そして私から体を離すと鞄から自前のタブレットを取り出し画面を見せる。
「前例がないからなかなか話が進んでなかったんだけどな、丁度いいわ。
お前さ、ノマドワーカーって知ってるか?」
ノマドワーカー。
今少しずつ浸透してきているオフィスに通勤せずWi-Fi環境のあるカフェ等で仕事を行う人たちのこと。

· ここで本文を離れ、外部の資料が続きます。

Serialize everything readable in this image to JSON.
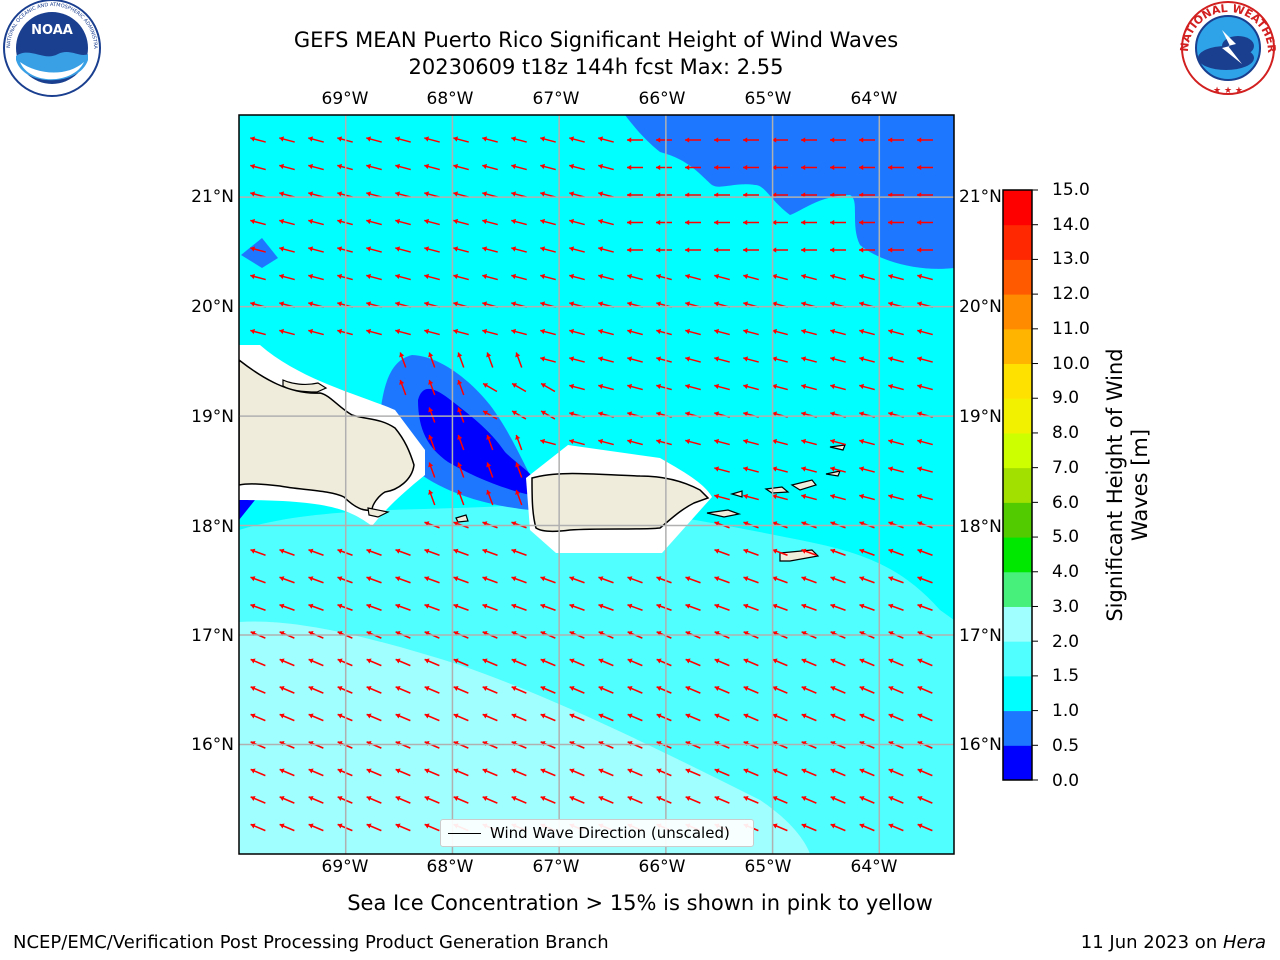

遊牧民のように、様々な場所で仕事を行うところからこの名前が付けられたらしい。
「まあ、知ってるけど…」
「うちの会社、近々これを導入したいらしいんだ。
でも頭が硬いじじい共から"サボる原因"だの"遊んでるようにしか見えない"だの言われててさ。
…で、賢い椎名チャンにはわかるよな?」
にやり
嫌な顔で笑う黒尾に私は渋々答えた。
「私が被験者第1号…ってことでしょう?」
「正解。会議だったり直接話が必要な案件はビデオ電話等でなんとかなる。」
「書類等のサインもタブレットでなんとかなるしね。」
「しっかし問題が、1ヶ月から2ヶ月に1回は本社に来てもらわなきゃならねーってことだ。」
こんなのいいことづくめでしかないじゃない。
仙台に行っても今の仕事を続けられる。
そして…
「旦那に嘘をつくことなく家を空けられる。
東京に来れる。」
「交通費に関しては、今回は数割負担になっちまうけど。」
「構わないわ。黒尾、ありがとう。」
ナイスな提案をしてくれた黒尾に向き合えば、黒尾がくくっと笑う。
「なあ、お前さ。
なんで俺がお前にこんなによくしてやってるかわかるか?」
口元を手で押さえ笑う黒尾に「同期…だから?」と差し障りのない答えを伝えれば、いつのまにか私の腰に回った手がウエストラインをなぞっていく。
「見返りがないならこんなことやらねえよ。」
黒尾の方に顔を向ければ、空いた手で押し上げられる顎。
黒尾の舌が自らの唇を舐める。
「さて、交換条件だ。
会社を辞めるか、俺と寝るか。
どっちが賢い選択だろうな。」
上等じゃない。
それくらい、乗ってあげるわよ。
「終電に間に合うように…ね?」
意味深に呟いた言葉は、唇に乗って黒尾に吸い込まれて行った。
外では沢山のネオンが輝いていた。